US Members are: PADI, PDIC, SSI, SDI, YMCA and IDEA.

Not Just a PADI Thing - I always thought it was...
 
I argued about this during my AOW. Especially given that I'm using along hose. A snorkel makes no sense when diving with a long hose IMO. What a stupid rule. Apparently, it would have been OK for me to detatch it once underwater and stow it in a pocket.

I was told that PADI requires it. So I wore it the first day. I must have gotten misplaced during the 2nd day & the night dive, because I don't seem to remember putting it on. Yet I did manage to dive safely, who'd have thunk it?!?
:)
 
Snorkels are pretty useful tools to have. They allow you to rest, face down on the surface. In the US Navy School for Underwater Swimmers, snorkels were not allowed (1967). They felt you needed to know how to cope without them. In the USAF, we sometimes carried snorkels in our dive-knife sheath (under the straps), so they would be available after parascuba jumps. I now always dive with a snorkel, by choice and not because someone told me to do it. I have a number of different types, and my two favorite ones are the ScubaPro Shotgun (from many years ago) and the USD Impulse. The other one I really like is a long-ago extinct Dacor flex snorkel (I have two of them, and like them with Scuba).
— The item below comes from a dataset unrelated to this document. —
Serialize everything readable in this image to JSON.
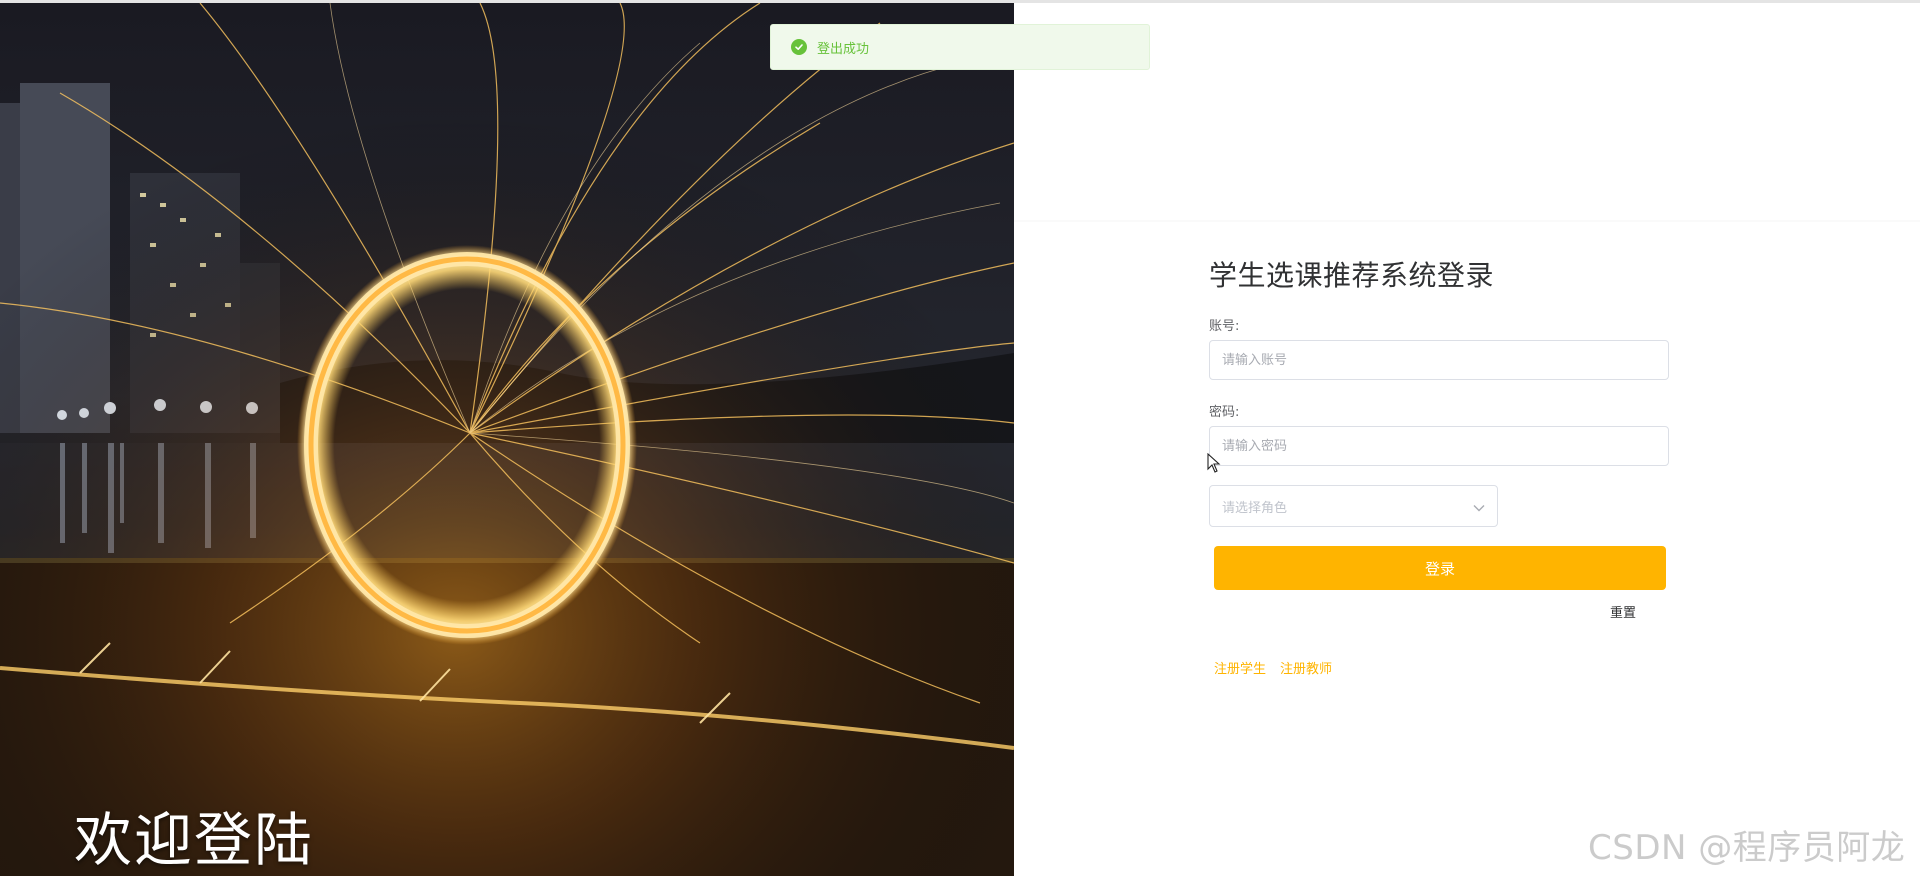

You really don't appreciate snorkels until you have had a stomach cramp, or been on the surface in 15-20 foot waves waiting for a Coast Guard pickup for several hours (happened in the 1970s, and I wish the snorkel was still with me at the time).

SeaRat
 
BSAC requires neither.

Which is nice as i think theyre a 100% pointless and at times dangerous idea for diving :)
 
SSI requires snorkles to be worn during any class including instructor training.

On vacation I don't bring one and the one I use is nearly worthless as it's very flexible so as to not bug the heck out of you.